Hong’s associates and public statements paint a picture of an activist fiercely committed to overthrowing the North’s ruling Kim dynasty, which is in its third generation since Kim Jong-un succeeded his father Kim Jong-il after his death in 2011.

“Adrian has always struck me as a young man seeking to make the kind of transformational changes that he witnessed as a youngster in a missionary home in Central America, but doing so in a secular context,” said a Christian activist and associate on condition of anonymity. “If Adrian was involved in the Madrid operation, I would see it as a logical and more radical extension of his founding of the NGO, LiNK.”

He was a compassionate private citizen who wanted to help the North Korean people Alex Gladstein, Human Rights Foundation

A Washington-based activist who has met Hong several times since the mid-2000s described him as a “brash” figure who was “obviously very hard on Kim Jong-il and the human rights violations perpetrated by the regime”.

Alex Gladstein, chief strategy officer at Human Rights Foundation, said he was shocked at the allegations that Hong was involved in the raid.

“From my interactions, he was a compassionate private citizen who wanted to help the North Korean people,” he said.

In a 2008 comment piece for The New York Times, Hong said he had been wrong in his previous hesitance to call for regime change in the totalitarian North.

“We must now rid ourselves of the delusion that we can bring about real change without real sacrifice,” he said.

In a piece for Foreign Policy in 2011, Hong advocated sanctions, diplomatic isolation and funding for radio broadcasts and other communications in the country to push the regime towards collapse.

“The very progress of our global civilisation is for naught if we continue to let the very idea of North Korea exist,” he said.

In 2015, Hong founded the Joseon Institute, which lists Mustafa A.G. Abushagur, a former Libyan deputy prime minister; Mongolian democracy activist and former prime minister Rinchinnyamyn Amarjargal and British Conservative MP Fiona Bruce on its board of advisers.
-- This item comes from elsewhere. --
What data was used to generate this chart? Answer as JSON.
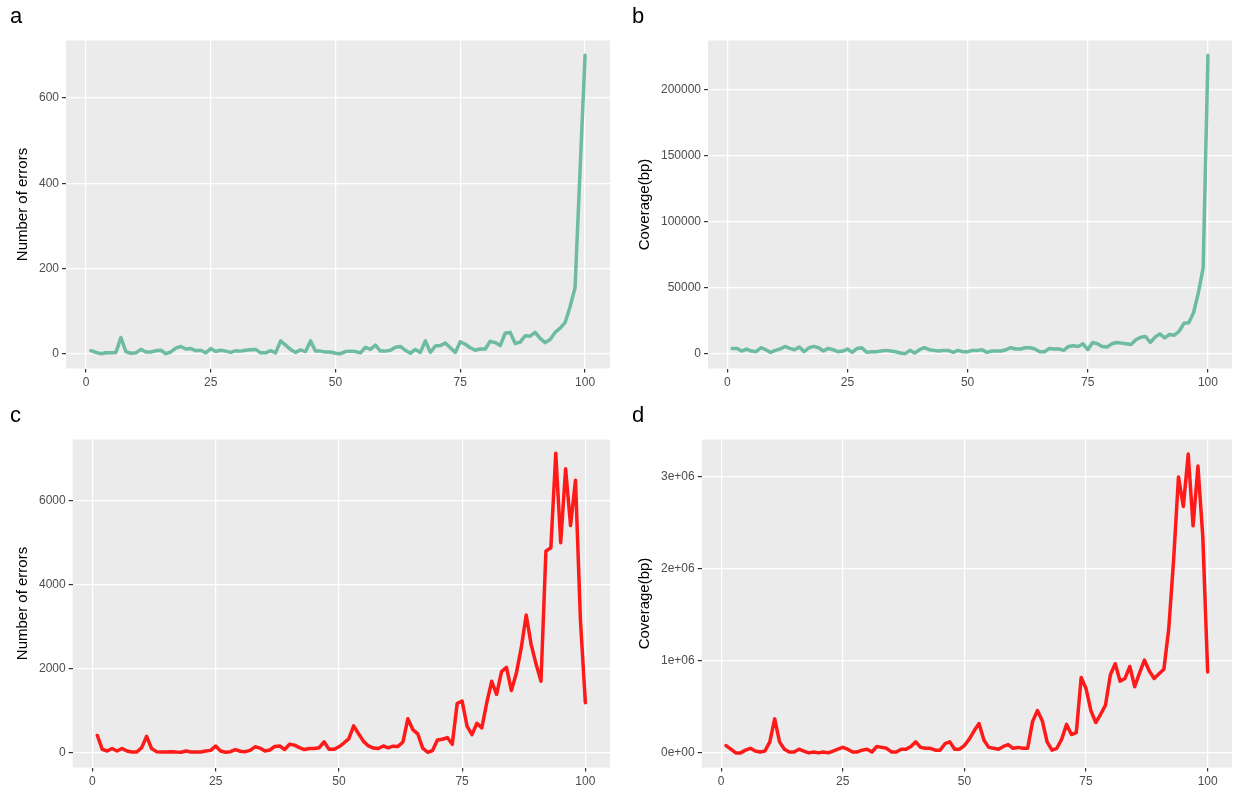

On its website, the organisation describes its mission to “manage a transition and prepare for a brighter future in a new North Korea”.
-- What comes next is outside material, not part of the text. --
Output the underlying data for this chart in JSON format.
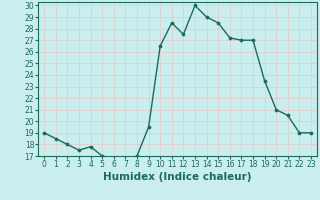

In testimony before the Canadian Senate the following year, Hong criticised governments and activists who believed dialogue and engagement could improve human rights conditions in the North, arguing that everyone had a responsibility to “fix this problem before it becomes our children’s bigger problem”.

Spanish authorities have issued two international arrest warrants, one of them for Hong, over the raid.
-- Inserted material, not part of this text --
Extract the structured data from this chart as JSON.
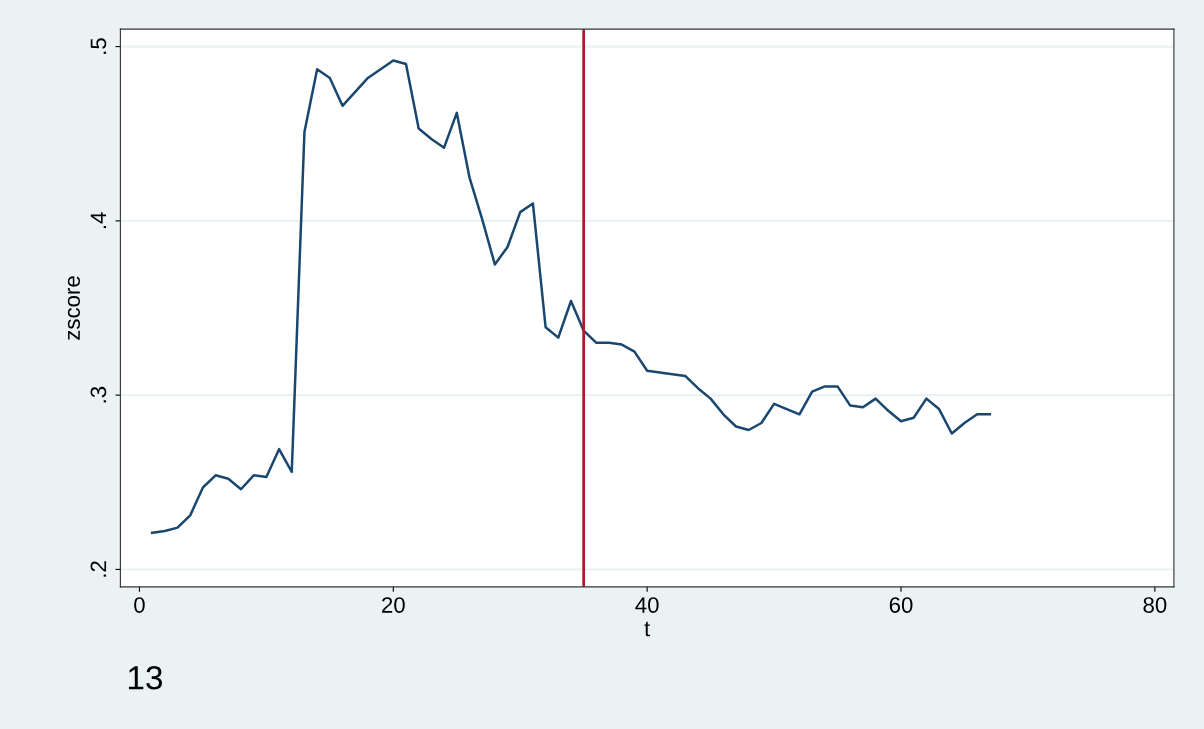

According to a document released by Spain’s High Court, the group have been accused of burglary, false imprisonment, assault, document forgery, threats and robbery.

Judge José de la Mata, who unsealed information in the case on Tuesday, said Hong had been in touch with someone in the embassy who had been deemed “susceptible to defect” before the raid.

The court said that Hong visited North Korea’s business envoy So Yun-sok a couple of weeks before the raid under the pretence that he was a businessman with offices in the United Arab Emirates and Canada, who wanted to invest in North Korea.

The judge also said that the North Korean business envoy, the only accredited diplomat of the embassy in Spain, was pressured during the attack to defect, but he refused. In the days leading up to the raid, the group allegedly bought ammunition, four combat knives, six mock handguns, one shoulder holster, four pairs of shooting glasses, five flashlights, five ski masks and shackles.

Every man is guilty of all the good he did not do A Voltaire quote on Hong’s Twitter account

The intruders seized a couple of pen drives, two computers, two hard drives – one of them containing CCTV images – and a mobile phone, according to the court.

Two of the group escaped using the Uber ride-hailing app with an account under the name Oswaldo Trump. Soon after the break-in, Hong called the hotel where he was staying in Madrid, claiming he had an urgent trip to Paris, the court document said, but the group in fact flew to Lisbon and then New York after splitting into four smaller groups.

Four days later, on February 27, Hong got in touch with the FBI and shared information about the raid, according to the court. The US government has denied any involvement.